Originally Posted by robertthebard
I'd be down for that, if one of the responses didn't say "I don't care".

Well I'm sorry to have to cut out a line again but I'm going to need you to explain why that option changes anything. That's not the player saying "I don't care" or an option for players who do not care about the lore. That's the character saying "I don't care". In the scenario of the OP, it doesn't change a single thing because OP still doesn't have the understanding to know whether his character cares about it or not. Choosing the "I don't care" option is just an as uninformed choice at that point as choosing any of the other options because they're all dependant on the same context -- knowing about Shar -- and that context has not been given to you.

And no, narration is not going to be considered worse than the status quo, and that thread existing (that despite it's name is not about the removal of the narrator but bringing back the ability to silence the narrator's voice) isn't an argument against the lack of set up being provided for this scene. I'm not even sure why you bothered to bring that thread up, do you think everyone on the internet except you is a single person? I'm not against narration -- in fact I consider the feature of a narrator to be one of the main pros of modern games like BG3 and the Pathfinder games over, say, the old BG games specifically because it enables a greater ability to deliver information and contextual clues to the player.

And again, the information existing in some book or other somewhere within the game is not enough setup for this scene. Even a player that reads every books they pick up might overlook those few, and this isn't some random fact about the setting that you don't need to know -- this is central to Shadowheart's plot, this scene is presented as a big act one moment, in fact the scene is, very much in contrast to how easily said book could be overlooked, decidedly hard to miss out on -- there are dozen of paths set up to lead to that reveal. And in order for the player to be able to react to that reveal, they need knowledge of who Shar is. Therefore, it is to me obvious that the establishment of who Shar is should be just as hard to miss out on as that scene itself -- the context of a story should be delivered inside that story's narrative and not be dependant on the player having happened to have opened an ingame book or not (especially a book in a sidequest location!). It's just storytelling 101 to me -- that moment is presented as far too momentous for what we have now to be adequate.

Compare for example with how well the game establishes the Mindflayers and the tadpole as evil.
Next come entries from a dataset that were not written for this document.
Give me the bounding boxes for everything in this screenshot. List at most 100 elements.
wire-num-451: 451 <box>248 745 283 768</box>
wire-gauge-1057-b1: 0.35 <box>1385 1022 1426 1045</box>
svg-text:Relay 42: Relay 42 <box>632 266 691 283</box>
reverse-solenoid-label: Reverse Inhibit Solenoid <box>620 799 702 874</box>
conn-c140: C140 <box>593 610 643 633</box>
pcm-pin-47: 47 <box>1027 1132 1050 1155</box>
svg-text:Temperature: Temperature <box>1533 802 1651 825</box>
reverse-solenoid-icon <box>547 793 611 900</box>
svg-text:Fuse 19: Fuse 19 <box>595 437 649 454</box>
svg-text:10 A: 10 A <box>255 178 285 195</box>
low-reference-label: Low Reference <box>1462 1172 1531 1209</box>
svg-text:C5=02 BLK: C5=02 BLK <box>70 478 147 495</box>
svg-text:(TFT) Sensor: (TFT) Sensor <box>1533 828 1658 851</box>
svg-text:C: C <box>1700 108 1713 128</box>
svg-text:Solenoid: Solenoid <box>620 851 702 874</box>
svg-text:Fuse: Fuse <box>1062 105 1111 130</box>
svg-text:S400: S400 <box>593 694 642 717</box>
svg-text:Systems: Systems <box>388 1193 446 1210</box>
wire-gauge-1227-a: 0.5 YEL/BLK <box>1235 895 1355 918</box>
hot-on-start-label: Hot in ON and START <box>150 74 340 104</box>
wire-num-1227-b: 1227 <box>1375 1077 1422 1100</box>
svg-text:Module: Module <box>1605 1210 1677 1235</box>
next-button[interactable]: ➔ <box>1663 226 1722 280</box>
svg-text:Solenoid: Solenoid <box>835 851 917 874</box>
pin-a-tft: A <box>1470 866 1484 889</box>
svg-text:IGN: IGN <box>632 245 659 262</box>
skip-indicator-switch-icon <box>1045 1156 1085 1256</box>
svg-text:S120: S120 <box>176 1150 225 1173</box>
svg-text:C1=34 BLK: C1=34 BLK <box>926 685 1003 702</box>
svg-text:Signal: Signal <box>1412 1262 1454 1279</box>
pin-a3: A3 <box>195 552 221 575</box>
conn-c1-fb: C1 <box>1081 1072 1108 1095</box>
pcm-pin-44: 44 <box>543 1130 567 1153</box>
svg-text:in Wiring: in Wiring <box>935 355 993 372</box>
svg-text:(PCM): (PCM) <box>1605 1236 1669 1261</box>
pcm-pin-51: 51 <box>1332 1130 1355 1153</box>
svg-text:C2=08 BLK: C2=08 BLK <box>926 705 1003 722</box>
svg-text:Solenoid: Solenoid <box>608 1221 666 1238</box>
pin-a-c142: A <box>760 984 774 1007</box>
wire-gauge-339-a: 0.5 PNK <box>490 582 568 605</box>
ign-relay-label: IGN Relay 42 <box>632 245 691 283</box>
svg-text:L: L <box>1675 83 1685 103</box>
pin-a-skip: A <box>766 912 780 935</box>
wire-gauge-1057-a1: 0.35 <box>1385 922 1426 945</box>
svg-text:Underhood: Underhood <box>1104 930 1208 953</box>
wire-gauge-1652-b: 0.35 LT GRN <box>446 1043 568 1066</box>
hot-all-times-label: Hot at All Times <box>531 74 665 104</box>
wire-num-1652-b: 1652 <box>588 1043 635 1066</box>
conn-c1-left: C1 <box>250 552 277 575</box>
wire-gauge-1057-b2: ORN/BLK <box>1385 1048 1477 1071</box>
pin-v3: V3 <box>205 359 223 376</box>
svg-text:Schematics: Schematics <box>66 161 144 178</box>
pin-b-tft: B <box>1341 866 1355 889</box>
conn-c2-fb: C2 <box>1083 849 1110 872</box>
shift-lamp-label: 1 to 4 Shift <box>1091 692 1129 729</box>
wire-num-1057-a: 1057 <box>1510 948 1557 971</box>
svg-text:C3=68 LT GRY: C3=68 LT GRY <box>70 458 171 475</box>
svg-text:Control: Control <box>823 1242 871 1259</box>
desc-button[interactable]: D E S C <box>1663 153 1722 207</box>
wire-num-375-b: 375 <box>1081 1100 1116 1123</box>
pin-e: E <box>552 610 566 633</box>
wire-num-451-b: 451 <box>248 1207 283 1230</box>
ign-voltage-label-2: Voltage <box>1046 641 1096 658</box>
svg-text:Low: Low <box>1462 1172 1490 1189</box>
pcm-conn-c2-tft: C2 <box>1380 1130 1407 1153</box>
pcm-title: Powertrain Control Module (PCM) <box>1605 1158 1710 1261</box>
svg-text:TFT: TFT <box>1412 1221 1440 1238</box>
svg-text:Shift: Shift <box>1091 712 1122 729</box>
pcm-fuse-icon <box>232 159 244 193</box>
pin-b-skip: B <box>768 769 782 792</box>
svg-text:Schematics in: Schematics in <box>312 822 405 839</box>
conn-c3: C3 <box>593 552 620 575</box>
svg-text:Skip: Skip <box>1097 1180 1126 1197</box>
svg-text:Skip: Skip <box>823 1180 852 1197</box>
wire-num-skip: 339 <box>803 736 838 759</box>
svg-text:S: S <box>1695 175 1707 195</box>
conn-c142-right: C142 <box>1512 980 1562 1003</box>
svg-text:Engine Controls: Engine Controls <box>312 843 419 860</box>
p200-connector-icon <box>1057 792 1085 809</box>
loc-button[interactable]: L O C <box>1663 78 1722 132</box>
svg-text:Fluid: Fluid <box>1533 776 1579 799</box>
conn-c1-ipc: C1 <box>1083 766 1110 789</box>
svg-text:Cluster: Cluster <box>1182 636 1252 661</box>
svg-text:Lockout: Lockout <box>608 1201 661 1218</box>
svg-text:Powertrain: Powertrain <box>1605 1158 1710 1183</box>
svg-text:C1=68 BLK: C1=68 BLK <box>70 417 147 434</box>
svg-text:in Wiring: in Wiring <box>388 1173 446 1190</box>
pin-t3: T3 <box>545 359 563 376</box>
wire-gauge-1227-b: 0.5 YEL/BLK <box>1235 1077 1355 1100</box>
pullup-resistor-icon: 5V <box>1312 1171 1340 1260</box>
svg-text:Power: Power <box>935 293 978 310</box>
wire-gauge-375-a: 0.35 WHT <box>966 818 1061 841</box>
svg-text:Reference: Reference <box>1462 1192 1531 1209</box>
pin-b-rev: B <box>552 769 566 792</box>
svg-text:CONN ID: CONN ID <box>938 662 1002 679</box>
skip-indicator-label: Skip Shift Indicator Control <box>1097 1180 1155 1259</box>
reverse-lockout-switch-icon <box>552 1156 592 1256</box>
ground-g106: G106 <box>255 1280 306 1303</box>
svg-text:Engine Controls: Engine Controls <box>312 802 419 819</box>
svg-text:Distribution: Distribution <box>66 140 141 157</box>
First you have the intro cinematic with the tadpoling and the abducting of people and the obvious evilousity of the design of it all, then you have the ship you start the actual game on and all the obvious evilousities on it establishing the transformations and also the mind control and, then you have all the other characters from party members to NPCs going on about it and being ready to kill you over it, and so on. The game really, really wants to make sure that you understand this. And of course, this is the central plot of the game. It deserves more set up than the central element to a single companion's plot, I'm not saying anything else. But the lack of establishing who Shar is very similar to if we had gotten no establishment as Mindflayers and tadpoles as being bad, and then were expected by the game to somehow already have this information in a later scene. And "but there is a book about that ingame" wouldn't have satisfied me then either because the game has to actively provide you with what it wants you to know. And it absolutely does expect you to already know who Shar is, that's why the "narrative dissonance" that the OP is describing comes to the forefront in that scene.